瀬戸内「かわいらしいでしょ。でも、あくまで余技に過ぎないのよ。絵を描くようになったのは、あくまで必要に迫られたから。だから必要なものは、何でも描いてるわ。徳島の文学書道館には、私が作った土仏も展示してあります。焼物を作ることもあるんだけど、陶器のかぼちゃが本物そっくりだったのか、寂庵のスタッフが間違えて鍋で煮ようとしたこともあったのよ」
本物の良さは、 身近に置いてこそわかるもの。
──一度拝見してみたいですね。ところで寂聴さんの身の回りには、いろんなアート作品が飾られていますね。

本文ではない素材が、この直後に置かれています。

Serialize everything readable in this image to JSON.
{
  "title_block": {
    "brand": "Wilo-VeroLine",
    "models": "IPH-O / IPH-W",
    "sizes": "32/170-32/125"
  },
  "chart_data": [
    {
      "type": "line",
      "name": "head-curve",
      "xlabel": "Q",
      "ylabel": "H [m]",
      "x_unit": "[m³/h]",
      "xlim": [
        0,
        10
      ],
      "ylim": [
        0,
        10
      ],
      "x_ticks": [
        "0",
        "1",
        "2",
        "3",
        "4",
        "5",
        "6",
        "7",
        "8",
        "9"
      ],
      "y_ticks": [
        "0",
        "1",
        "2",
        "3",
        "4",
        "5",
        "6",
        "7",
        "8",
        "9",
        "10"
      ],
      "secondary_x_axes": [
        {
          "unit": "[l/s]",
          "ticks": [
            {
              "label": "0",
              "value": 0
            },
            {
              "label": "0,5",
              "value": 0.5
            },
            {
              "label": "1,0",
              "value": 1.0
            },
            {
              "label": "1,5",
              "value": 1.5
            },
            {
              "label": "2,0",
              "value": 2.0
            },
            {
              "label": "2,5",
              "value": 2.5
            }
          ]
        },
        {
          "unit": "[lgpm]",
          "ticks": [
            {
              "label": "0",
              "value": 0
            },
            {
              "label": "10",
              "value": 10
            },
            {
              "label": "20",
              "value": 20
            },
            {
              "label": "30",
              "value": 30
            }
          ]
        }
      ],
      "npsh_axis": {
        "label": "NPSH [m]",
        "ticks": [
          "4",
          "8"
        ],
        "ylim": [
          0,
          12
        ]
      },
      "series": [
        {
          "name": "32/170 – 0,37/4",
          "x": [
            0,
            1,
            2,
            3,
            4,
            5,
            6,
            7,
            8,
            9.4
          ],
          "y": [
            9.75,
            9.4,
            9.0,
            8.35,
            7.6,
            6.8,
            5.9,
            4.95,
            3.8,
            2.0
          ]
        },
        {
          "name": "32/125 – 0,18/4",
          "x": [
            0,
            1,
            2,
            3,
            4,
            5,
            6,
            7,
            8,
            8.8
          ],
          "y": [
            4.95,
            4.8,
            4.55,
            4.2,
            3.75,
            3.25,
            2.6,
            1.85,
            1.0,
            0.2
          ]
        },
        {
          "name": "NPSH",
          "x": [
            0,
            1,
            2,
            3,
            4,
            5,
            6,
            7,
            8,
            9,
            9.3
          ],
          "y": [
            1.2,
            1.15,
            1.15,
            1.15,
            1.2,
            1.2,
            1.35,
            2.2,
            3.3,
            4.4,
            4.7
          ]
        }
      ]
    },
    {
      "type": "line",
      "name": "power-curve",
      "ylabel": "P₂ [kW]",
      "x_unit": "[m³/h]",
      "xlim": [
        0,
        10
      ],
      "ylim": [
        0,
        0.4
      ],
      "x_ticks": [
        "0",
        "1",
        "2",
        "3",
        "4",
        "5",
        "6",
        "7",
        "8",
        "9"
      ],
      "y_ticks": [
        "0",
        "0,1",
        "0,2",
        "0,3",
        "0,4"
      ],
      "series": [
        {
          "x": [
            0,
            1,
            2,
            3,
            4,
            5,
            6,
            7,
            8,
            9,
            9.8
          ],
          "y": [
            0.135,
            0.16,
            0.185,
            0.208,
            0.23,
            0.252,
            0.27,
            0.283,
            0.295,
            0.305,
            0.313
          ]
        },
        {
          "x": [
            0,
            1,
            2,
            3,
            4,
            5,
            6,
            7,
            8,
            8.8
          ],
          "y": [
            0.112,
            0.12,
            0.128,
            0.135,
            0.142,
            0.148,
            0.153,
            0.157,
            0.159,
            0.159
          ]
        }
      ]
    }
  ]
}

瀬戸内「やはり本物に触れてなければ、人間の本質は描けないから。良いと思ったものは、なけなしのお金で購入するようにしている」
──どんな作品がお好きなんですか?
瀬戸内「観た瞬間に『好きだ』と思える作品。理屈なんかありませんよ。人を好きになる時も、理屈なんかないでしょ。誰もが、『どうしてこの人を好きになったんだろう』という経験をしたことがあるはず。私は自分の買える範囲のものしか手に入れようと思わないけど、人から良いと進められたものを買うのではなく、自分が良いと思ったものだけを購入している。それに絵は観てはじめて理解できるもの、音楽は聴いて初めて理解できるものだからね。手元に置いて、観たり聴いたりしないといけない。最初はわからなくても、本物を身近において鑑賞していれば、段々とその良さがわかって来るものです。皆さんもぜひ本物に触れるようにしてくださいね」
profile:瀬戸内 寂聴(せとうち じゃくちょう)
1922年5月15日徳島市に生まれる。
東京女子大学国語専攻部卒業。在学中に結婚し、卒業後夫とともに北京へ渡る。終戦後引き掲げ、1950年に離婚。文筆活動を始める。1956年「女子大生・曲愛玲」で新潮同人雑誌賞を受賞。以後、1960年には「田村俊子」で第一回田村俊子賞を、1963年「夏の終わり」で女流文学賞を受賞。瀬戸内晴美の筆名で幅広い創作活動を展開する。1992年「花に問え」で谷崎潤一郎賞、1995年『白道』で芸術選奨文部大臣賞、1997年文化功労者、1997年NHK放送文化賞受賞。古典に造詣が深く、特に『源氏物語』に関する著書は多数。1998年『源氏物語』の現代語全訳完成。『源氏物語』に関するものとして、『女人源氏物語』『わたしの源氏物語』『歩く源氏物語』『源氏物語の脇役たち』『瀬戸内寂聴訳源氏物語』などがある。 1973年、中尊寺で得度し仏の道へ。法名は寂聴、京都・嵯峨野に寂庵を構え、活発な宗教活動、社会活動を展開している。1987年には岩手県の天台寺住職に就任。2009年には徳島県鳴門市に寂庵分院のナルトサンガを設立するなど、故郷での活動も盛んに行っている。 また、2000年には徳島市名誉市民の称号を授与されている。
2021年11月9日没(享年99歳)。
※この記事は2010年7月6日に発行した雑誌「美術屋・百兵衛」No.14の記事を再掲載したものです。ナルトサンガは2014年に閉鎖され、また、徳島県立文学書道館の詳細などもその後の環境の変化によって変更された可能性があります。